Privacy, once a niche concern in crypto, has returned to the center of global conversation. Google search data in 2025 shows a surge in interest around "crypto privacy," according to a16z crypto's State of Crypto 2025 report. The report notes that "This year's story is the maturation of the crypto industry - with growing institutional adoption, the rise of stablecoins, better infrastructure, new consumer experiences, and long-awaited regulatory clarity."

But what's between the lines is more revealing. As institutions, payment firms, and even governments step into blockchain, confidentiality has become non-negotiable. It's no longer a luxury; it's infrastructure. Public blockchains can't sustain enterprise or governmental operations without privacy guarantees, especially as transactions begin to carry sensitive data - from financial records to identity credentials.

That's where COTI's Garbled Circuits step in.

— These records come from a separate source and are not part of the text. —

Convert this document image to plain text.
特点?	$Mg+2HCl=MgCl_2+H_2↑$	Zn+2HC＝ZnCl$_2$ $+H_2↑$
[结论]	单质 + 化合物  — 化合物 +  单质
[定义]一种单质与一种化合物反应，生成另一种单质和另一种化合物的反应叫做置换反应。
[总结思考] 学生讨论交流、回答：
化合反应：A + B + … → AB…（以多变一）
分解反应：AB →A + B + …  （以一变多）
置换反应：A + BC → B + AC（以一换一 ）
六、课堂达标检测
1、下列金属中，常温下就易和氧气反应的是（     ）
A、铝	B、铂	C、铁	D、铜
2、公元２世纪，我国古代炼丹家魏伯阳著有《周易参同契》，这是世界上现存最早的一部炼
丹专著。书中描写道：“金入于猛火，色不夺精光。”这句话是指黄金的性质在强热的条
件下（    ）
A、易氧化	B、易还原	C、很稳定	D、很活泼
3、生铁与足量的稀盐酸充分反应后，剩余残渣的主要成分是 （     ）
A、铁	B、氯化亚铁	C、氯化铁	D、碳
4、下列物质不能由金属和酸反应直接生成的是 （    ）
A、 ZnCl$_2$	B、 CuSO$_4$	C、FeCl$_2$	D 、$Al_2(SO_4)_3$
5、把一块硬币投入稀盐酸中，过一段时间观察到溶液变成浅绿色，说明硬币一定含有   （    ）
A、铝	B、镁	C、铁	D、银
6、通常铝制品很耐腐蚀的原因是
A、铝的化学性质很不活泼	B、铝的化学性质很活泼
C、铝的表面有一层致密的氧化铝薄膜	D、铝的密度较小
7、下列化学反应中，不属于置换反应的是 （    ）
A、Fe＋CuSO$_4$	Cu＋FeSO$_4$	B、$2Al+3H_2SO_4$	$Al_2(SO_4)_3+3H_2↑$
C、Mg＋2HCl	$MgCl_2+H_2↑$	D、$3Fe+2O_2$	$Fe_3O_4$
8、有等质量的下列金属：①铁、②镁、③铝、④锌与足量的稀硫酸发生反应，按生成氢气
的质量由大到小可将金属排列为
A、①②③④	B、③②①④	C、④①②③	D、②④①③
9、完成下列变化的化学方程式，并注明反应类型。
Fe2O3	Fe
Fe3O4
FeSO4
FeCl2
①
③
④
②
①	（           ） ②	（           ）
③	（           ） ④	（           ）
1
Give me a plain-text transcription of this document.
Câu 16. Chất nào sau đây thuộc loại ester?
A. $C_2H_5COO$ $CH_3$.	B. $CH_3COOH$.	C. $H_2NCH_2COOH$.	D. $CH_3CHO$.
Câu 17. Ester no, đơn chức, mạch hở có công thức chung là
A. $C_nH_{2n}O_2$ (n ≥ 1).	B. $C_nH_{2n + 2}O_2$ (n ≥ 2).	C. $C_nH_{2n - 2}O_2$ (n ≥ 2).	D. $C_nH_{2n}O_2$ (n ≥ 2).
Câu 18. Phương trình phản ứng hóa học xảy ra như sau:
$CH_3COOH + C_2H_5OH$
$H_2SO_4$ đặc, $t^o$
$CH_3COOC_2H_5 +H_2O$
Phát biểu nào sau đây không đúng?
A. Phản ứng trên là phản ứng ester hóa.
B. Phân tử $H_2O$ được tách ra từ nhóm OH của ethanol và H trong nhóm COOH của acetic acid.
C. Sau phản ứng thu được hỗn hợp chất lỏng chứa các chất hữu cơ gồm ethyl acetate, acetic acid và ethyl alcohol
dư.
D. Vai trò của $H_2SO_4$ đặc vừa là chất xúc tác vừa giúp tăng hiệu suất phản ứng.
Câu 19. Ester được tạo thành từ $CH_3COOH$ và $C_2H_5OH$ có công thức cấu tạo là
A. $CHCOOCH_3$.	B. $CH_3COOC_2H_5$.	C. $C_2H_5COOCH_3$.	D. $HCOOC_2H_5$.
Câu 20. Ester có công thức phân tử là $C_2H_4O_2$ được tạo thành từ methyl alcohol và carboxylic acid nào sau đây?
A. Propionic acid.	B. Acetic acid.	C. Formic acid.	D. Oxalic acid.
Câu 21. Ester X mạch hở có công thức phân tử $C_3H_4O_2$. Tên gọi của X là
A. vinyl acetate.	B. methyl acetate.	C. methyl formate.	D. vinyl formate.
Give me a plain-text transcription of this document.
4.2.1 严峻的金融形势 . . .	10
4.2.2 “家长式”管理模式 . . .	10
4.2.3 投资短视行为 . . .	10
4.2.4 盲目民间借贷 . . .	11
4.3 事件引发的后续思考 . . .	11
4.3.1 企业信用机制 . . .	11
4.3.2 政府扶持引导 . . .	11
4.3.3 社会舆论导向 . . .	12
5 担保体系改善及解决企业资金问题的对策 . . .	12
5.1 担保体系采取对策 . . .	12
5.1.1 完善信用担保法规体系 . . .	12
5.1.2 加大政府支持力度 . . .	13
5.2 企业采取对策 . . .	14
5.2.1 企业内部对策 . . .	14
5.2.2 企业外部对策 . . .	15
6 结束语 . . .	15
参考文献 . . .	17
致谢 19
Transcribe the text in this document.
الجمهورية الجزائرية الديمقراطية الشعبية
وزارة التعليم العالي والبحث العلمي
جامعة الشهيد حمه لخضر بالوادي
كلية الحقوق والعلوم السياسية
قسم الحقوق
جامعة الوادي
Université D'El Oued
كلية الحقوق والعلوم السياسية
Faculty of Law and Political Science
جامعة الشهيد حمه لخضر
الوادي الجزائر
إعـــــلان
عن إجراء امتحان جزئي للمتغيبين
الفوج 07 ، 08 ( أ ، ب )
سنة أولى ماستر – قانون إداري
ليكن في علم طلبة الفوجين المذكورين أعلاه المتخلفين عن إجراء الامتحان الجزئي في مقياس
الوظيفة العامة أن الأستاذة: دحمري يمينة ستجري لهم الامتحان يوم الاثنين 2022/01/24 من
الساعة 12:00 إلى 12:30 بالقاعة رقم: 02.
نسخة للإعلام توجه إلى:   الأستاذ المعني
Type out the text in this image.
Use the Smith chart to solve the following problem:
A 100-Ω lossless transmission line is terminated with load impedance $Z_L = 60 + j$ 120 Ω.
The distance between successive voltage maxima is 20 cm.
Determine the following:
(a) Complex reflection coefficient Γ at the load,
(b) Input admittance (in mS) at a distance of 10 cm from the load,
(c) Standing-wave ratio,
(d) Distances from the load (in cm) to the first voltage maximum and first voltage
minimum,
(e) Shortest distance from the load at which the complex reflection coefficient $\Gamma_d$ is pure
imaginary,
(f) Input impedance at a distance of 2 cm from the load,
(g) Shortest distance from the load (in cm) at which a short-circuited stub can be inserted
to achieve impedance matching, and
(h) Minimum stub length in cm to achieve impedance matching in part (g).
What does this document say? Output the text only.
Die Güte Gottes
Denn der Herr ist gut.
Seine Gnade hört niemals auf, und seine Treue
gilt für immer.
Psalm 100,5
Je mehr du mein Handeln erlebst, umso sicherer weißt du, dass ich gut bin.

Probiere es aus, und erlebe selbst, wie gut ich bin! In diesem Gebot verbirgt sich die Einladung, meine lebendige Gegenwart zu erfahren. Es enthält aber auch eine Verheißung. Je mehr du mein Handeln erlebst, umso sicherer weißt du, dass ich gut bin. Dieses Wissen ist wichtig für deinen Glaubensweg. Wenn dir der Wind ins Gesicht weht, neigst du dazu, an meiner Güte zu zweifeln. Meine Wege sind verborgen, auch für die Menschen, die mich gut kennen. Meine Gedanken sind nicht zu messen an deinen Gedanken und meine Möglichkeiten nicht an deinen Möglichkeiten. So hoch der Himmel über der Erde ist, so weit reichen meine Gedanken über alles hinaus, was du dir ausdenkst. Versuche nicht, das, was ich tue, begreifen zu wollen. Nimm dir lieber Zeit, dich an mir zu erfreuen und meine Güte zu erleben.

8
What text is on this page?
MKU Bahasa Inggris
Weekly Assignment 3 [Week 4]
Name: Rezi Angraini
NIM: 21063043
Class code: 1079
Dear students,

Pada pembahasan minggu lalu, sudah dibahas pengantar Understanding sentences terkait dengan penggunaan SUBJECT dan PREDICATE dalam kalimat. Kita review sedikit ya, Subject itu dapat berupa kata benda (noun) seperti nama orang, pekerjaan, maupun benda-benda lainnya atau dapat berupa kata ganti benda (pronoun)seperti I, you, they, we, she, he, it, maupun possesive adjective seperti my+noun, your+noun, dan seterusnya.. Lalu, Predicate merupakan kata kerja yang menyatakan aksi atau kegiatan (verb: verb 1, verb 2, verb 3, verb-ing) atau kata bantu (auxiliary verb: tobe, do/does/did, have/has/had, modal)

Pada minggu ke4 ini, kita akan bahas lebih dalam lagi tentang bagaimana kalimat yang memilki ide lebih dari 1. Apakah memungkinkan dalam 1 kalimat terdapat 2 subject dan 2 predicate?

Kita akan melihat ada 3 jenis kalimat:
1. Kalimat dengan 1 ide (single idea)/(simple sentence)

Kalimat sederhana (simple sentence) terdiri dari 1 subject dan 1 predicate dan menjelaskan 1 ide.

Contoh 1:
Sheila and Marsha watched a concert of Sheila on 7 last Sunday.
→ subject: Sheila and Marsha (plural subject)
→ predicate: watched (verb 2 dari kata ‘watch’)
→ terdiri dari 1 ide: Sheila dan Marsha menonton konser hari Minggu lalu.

The Problem: Web3 Isn't Private by Default

Most blockchains, from Bitcoin to Ethereum, are transparent by design. Every transaction, balance, and contract interaction is publicly visible. This openness fuels trust - anyone can audit the ledger - but it also kills confidentiality. For decentralized finance (DeFi), gaming, or social platforms, that exposure is inconvenient. For banks, enterprises, and governments, it's unacceptable.

Even Ethereum's developers acknowledge this gap. The foundation recently launched Privacy Stewards of Ethereum (PSE) - a roadmap to bake privacy directly into the ecosystem. It focuses on three key areas:

  • Private Writes: confidential transactions and DeFi operations.
  • Private Reads: hiding metadata during RPC calls.
  • Private Proving: making proof generation lightweight and accessible.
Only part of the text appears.